Attached files

file filename
EXCEL - IDEA: XBRL DOCUMENT - World Moto, Inc.Financial_Report.xls
S-1 - FORM S-1 - World Moto, Inc.v402876_s1.htm
EX-23.1 - EXHIBIT 23.1 - World Moto, Inc.v402876_ex23-1.htm

 

Exhibit 5.1

 

 

 

March 10, 2015

 

Board of Directors

World Moto, Inc.

131 Thailand Science Park INC-1 #214

Phahonyothin Road, Klong1, Klong Luang

Pathumthani 12120

Thailand 

 

Re: Opinion of Counsel for Registration Statement on Form S-1

 

To Whom It May Concern:

 

We act as counsel to World Moto, Inc., a Nevada corporation (the “Company”), in connection with the registration of 236,710,355 shares of the Company’s common stock (the “Shares”) under the Securities Act of 1933, as amended (the “Securities Act”), of which up to: (a) 29,787,588 shares of common stock are issuable upon the conversion of the principal amount of the convertible debenture, dated April 4, 2014, issued to Dominion Capital LLC (the “Initial Dominion Debenture”), (b) 9,334,550 shares of common stock are issuable upon the conversion of interest accrued under the Initial Dominion Debenture, (c) 77,787,920 shares of common stock are issuable upon the conversion of the principal amount of the convertible debenture, dated December 11, 2014, issued to Dominion Capital LLC (the “Subsequent Dominion Debenture”), (d) 9,334,550 shares of common stock are issuable upon the conversion of interest accrued under the Subsequent Dominion Debenture, (e) 18,296,752 shares of common stock are issuable upon the conversion of the principal amount of the convertible debenture, dated December 11, 2014, issued to Redwood Management, LLC (the “Subsequent Redwood Debenture”), (f) 3,110,469 shares of common stock are issuable upon the conversion of interest accrued under the Subsequent Redwood Debenture, (g) 7,951,654 shares of common stock issuable upon conversion of the principal amount of the convertible debenture, dated March 5, 2015 issued to Redwood Management, LLC (the “Third Redwood Debenture”), (h) 954,198 shares of common stock are issuable upon the conversion of interest accrued under the Third Redwood Debenture, (i) 71,564,885 shares of common stock issuable upon conversion of the principal amount of the convertible debenture to be issued by the Company to Redwood Management, LLC (the “Fourth Redwood Debenture” together with the Initial Dominion Debenture, the Subsequent Dominion Debenture, the Subsequent Redwood Debenture, and the Third Redwood Debenture, the “Debentures”), and (j) 8,587,782 shares of common stock are issuable upon the conversion of interest accrued under the Fourth Redwood Debenture, and all of which will be sold by the selling security holders of the Company as defined and further described in the Company’s registration statement on Form S-1 (the “Registration Statement”) filed under the Securities Act.

 

For the purpose of rendering this opinion, we examined originals or copies of such documents as deemed to be relevant.

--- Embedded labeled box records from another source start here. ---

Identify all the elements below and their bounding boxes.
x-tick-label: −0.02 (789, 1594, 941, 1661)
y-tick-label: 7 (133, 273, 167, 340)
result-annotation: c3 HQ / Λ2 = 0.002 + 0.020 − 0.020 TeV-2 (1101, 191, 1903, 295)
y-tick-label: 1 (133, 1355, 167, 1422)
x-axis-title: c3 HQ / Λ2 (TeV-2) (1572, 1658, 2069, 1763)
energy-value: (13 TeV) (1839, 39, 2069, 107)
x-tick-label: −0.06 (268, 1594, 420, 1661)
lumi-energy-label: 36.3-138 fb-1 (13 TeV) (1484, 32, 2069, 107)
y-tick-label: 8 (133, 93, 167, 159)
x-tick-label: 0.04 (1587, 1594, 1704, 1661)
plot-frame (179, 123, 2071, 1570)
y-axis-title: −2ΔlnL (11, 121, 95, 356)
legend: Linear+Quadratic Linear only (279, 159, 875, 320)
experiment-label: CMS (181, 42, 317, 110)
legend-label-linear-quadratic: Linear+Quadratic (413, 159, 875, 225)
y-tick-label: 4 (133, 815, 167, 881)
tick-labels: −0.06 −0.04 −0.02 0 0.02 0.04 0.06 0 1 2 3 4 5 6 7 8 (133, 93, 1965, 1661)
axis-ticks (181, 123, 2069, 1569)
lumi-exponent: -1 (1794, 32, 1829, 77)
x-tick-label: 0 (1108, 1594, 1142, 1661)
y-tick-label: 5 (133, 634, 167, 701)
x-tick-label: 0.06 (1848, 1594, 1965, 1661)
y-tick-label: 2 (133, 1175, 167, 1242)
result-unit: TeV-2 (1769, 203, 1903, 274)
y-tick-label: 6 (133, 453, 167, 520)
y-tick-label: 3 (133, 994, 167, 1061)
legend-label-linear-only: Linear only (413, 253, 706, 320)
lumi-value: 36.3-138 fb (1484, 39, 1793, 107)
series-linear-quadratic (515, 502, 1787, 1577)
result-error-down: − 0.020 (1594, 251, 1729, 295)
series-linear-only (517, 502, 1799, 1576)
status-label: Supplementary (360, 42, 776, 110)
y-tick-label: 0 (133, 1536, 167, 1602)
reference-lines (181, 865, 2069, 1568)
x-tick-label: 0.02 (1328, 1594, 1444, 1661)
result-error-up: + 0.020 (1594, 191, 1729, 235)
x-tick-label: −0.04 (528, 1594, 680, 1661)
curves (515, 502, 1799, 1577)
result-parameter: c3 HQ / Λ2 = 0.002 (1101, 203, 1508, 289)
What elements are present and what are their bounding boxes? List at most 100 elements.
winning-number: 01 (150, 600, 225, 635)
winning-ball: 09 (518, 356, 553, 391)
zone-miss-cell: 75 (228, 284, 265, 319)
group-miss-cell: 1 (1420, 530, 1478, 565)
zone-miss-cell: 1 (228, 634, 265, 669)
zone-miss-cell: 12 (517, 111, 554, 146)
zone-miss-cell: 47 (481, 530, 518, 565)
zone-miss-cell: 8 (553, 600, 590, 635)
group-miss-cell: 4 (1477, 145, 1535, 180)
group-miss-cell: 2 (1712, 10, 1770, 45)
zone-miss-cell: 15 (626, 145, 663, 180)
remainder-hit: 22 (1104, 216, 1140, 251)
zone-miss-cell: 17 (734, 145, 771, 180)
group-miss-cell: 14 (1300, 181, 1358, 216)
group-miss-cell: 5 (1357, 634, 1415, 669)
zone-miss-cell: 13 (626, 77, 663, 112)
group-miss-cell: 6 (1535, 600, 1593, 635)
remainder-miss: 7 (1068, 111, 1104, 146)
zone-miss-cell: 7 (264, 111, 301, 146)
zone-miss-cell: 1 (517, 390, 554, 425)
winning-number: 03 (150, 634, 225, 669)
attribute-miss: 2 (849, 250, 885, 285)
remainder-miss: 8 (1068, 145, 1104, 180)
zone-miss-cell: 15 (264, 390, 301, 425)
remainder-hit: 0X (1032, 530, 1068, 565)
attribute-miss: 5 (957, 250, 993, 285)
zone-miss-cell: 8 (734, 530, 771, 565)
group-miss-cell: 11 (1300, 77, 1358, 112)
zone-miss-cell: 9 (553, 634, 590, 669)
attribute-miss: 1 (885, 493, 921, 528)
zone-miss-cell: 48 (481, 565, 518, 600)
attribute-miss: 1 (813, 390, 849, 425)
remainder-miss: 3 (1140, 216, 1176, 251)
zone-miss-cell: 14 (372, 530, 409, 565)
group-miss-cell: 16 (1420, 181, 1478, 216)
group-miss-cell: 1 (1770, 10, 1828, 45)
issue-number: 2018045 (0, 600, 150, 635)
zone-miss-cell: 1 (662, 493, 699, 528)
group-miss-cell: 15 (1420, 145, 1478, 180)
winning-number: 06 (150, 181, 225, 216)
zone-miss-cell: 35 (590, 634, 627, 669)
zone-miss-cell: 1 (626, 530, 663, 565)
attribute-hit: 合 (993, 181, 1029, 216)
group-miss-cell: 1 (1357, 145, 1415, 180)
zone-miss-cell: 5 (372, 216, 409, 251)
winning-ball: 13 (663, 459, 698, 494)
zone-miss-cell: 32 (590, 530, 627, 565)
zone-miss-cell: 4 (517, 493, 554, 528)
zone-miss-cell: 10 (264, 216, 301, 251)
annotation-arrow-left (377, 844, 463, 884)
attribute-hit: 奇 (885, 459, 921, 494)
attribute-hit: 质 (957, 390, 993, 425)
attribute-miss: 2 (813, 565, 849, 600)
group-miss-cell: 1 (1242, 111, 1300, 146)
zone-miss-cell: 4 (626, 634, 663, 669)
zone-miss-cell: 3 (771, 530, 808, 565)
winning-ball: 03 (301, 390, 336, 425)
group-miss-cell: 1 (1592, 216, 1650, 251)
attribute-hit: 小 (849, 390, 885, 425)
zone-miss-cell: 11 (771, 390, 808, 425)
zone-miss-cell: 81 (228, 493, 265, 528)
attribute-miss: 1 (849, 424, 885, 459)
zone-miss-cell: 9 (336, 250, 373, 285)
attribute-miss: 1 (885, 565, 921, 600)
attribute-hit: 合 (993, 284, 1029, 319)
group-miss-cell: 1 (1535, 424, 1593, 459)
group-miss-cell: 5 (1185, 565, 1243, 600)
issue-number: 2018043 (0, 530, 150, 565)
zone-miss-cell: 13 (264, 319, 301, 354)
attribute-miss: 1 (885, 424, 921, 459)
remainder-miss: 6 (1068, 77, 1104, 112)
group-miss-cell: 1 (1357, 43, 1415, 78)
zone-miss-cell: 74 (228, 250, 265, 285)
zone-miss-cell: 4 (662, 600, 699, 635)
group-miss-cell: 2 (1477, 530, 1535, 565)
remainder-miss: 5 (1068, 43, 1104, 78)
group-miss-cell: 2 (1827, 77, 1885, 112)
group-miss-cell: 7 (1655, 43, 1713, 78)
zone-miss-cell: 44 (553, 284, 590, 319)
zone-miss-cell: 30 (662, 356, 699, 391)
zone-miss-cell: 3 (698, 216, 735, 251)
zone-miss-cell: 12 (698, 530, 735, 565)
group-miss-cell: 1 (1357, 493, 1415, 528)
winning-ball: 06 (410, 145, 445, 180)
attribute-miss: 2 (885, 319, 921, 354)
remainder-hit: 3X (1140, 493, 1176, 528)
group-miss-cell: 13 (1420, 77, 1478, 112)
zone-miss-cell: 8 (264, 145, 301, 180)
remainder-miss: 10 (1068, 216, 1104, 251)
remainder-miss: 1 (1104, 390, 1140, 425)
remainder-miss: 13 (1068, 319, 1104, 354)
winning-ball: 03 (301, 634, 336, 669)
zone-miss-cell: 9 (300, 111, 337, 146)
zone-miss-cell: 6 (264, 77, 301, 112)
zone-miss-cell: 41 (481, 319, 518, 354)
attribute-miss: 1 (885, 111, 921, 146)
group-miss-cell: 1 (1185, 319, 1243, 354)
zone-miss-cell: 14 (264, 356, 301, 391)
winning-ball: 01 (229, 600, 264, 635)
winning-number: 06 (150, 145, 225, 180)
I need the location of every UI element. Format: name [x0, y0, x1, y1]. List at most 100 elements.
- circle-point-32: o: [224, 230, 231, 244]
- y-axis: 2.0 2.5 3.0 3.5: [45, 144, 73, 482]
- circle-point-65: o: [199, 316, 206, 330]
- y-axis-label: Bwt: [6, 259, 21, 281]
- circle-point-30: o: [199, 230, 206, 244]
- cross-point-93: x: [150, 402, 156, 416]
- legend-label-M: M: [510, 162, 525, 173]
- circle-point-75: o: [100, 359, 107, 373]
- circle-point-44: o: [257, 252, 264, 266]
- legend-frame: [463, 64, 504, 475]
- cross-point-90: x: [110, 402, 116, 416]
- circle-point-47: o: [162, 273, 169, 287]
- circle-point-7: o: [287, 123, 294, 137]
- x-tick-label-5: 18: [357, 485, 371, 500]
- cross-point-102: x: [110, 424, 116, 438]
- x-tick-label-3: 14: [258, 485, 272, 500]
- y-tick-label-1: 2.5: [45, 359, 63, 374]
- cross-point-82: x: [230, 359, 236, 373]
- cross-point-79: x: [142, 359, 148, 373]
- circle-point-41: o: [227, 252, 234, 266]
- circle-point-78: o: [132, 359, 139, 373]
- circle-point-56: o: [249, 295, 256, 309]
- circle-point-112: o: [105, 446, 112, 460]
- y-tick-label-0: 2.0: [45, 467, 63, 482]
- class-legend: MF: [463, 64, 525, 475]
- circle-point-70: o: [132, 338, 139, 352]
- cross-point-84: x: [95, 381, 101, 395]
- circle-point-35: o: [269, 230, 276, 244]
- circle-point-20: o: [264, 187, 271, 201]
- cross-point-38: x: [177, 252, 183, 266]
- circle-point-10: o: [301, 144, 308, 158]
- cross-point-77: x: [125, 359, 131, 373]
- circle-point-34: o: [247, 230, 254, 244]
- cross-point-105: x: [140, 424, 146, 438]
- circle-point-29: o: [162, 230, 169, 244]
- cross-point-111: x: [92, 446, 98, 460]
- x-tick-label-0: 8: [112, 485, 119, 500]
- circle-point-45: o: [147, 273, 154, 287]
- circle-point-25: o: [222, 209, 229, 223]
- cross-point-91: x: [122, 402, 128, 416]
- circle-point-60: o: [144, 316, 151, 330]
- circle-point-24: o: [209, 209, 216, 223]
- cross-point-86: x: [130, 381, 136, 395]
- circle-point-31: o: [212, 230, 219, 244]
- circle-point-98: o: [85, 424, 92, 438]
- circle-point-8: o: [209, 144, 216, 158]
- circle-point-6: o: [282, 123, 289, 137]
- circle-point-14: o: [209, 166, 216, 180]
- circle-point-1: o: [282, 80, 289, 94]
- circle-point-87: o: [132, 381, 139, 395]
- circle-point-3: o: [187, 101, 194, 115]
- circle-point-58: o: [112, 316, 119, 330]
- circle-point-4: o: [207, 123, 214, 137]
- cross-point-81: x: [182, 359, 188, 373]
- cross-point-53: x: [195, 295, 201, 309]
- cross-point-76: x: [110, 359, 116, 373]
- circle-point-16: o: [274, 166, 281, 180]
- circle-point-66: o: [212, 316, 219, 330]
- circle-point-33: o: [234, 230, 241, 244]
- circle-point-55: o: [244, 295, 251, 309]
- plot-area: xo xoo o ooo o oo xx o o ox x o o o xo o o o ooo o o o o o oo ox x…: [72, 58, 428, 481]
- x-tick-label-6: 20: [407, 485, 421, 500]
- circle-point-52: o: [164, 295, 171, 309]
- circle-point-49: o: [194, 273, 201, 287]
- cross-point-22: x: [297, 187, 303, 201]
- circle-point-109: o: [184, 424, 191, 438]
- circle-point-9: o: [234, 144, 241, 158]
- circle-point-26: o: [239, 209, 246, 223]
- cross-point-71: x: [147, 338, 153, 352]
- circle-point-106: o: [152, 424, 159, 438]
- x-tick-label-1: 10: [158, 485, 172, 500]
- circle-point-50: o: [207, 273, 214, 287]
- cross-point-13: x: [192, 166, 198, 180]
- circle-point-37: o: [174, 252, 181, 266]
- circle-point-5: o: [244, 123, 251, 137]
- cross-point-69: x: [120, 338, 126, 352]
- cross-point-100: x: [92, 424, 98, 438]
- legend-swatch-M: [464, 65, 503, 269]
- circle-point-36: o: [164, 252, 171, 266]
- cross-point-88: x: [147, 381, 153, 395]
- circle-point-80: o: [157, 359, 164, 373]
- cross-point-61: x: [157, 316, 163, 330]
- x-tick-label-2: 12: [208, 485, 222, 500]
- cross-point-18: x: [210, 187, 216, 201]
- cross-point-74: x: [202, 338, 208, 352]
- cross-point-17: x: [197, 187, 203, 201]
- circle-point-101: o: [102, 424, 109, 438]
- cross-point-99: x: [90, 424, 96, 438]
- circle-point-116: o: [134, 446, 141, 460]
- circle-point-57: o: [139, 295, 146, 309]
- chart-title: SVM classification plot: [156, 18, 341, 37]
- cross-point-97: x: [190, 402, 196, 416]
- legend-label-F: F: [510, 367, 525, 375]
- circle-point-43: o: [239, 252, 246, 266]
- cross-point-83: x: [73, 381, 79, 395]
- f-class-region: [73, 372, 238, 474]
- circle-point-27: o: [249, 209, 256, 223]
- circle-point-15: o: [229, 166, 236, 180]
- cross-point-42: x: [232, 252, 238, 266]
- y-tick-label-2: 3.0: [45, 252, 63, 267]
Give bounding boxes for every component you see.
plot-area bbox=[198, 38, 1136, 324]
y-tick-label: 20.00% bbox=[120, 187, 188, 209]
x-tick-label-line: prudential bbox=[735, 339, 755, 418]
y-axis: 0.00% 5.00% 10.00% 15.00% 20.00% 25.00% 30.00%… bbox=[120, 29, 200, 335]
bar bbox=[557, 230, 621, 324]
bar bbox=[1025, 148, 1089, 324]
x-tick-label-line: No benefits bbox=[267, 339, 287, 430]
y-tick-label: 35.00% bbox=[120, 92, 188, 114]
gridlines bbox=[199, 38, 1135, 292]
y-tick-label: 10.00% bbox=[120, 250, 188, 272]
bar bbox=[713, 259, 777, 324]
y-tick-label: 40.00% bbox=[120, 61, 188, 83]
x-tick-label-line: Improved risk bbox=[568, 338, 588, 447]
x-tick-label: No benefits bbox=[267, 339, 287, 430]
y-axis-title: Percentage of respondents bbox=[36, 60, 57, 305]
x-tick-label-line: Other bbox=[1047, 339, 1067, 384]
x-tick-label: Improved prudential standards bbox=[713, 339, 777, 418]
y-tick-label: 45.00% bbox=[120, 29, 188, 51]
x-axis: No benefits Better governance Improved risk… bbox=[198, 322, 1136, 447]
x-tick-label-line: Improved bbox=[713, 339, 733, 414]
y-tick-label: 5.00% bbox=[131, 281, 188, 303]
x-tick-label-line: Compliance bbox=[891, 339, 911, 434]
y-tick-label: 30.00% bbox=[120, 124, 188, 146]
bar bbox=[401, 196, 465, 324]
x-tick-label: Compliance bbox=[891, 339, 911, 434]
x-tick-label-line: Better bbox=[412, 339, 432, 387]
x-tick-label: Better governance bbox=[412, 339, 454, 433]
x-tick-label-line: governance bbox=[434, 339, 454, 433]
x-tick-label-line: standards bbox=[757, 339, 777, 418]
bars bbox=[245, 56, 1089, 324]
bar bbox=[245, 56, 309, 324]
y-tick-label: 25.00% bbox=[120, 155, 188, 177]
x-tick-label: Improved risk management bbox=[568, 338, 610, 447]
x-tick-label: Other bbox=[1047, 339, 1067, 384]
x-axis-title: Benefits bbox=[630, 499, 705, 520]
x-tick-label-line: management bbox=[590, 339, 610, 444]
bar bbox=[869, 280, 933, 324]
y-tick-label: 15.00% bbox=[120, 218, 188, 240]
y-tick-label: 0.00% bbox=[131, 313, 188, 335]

In conducting our examination, we assumed, without investigation, the genuineness of all signatures, the correctness of all certificates, the authenticity of all documents submitted to us as originals, the conformity to original documents of all documents submitted as certified or photostatic copies, the authenticity of the originals of such copies, and the accuracy and completeness of all records made available to us by the Company. In addition, in rendering this opinion, we assumed that the Shares will be offered in the manner and on the terms identified or referred to in the Registration Statement, including all amendments thereto.

 

 
 

 

Our opinion is limited solely to matters set forth herein. The law covered by the opinions expressed herein is limited to the Federal Law of the United States and the laws applicable to the State of Nevada.

 

Based upon and subject to the foregoing, and assuming that (i) the Registration Statement becomes and remains effective, and the Prospectus which is a part of the Registration Statement (the “Prospectus”), and the Prospectus delivery requirements with respect thereto, fulfill all of the requirements of the Securities Act, throughout all periods relevant to the opinion; (ii) all offers and sales of the Shares will be made in compliance with the securities laws of the states having jurisdiction thereof; (iii) the Company issues the Fourth Redwood Debenture; and (iv) the Debentures and corresponding accrued interest and interest to be accrued under each such applicable debenture, are converted into Shares pursuant to the terms of such applicable debenture; we are of the opinion that the Shares to be issued will be legally issued, fully paid and nonassessable.

 

We hereby consent in writing to the reference to this firm under the caption “Interests of Named Experts and Counsel” in the Prospectus included in the Registration Statement and the use of our opinion as an exhibit to the Registration Statement and any amendment thereto. By giving such consent, we do not thereby admit that we come within the category of persons where consent is required under Section 7 of the Securities Act or the rules and regulations of the Securities and Exchange Commission.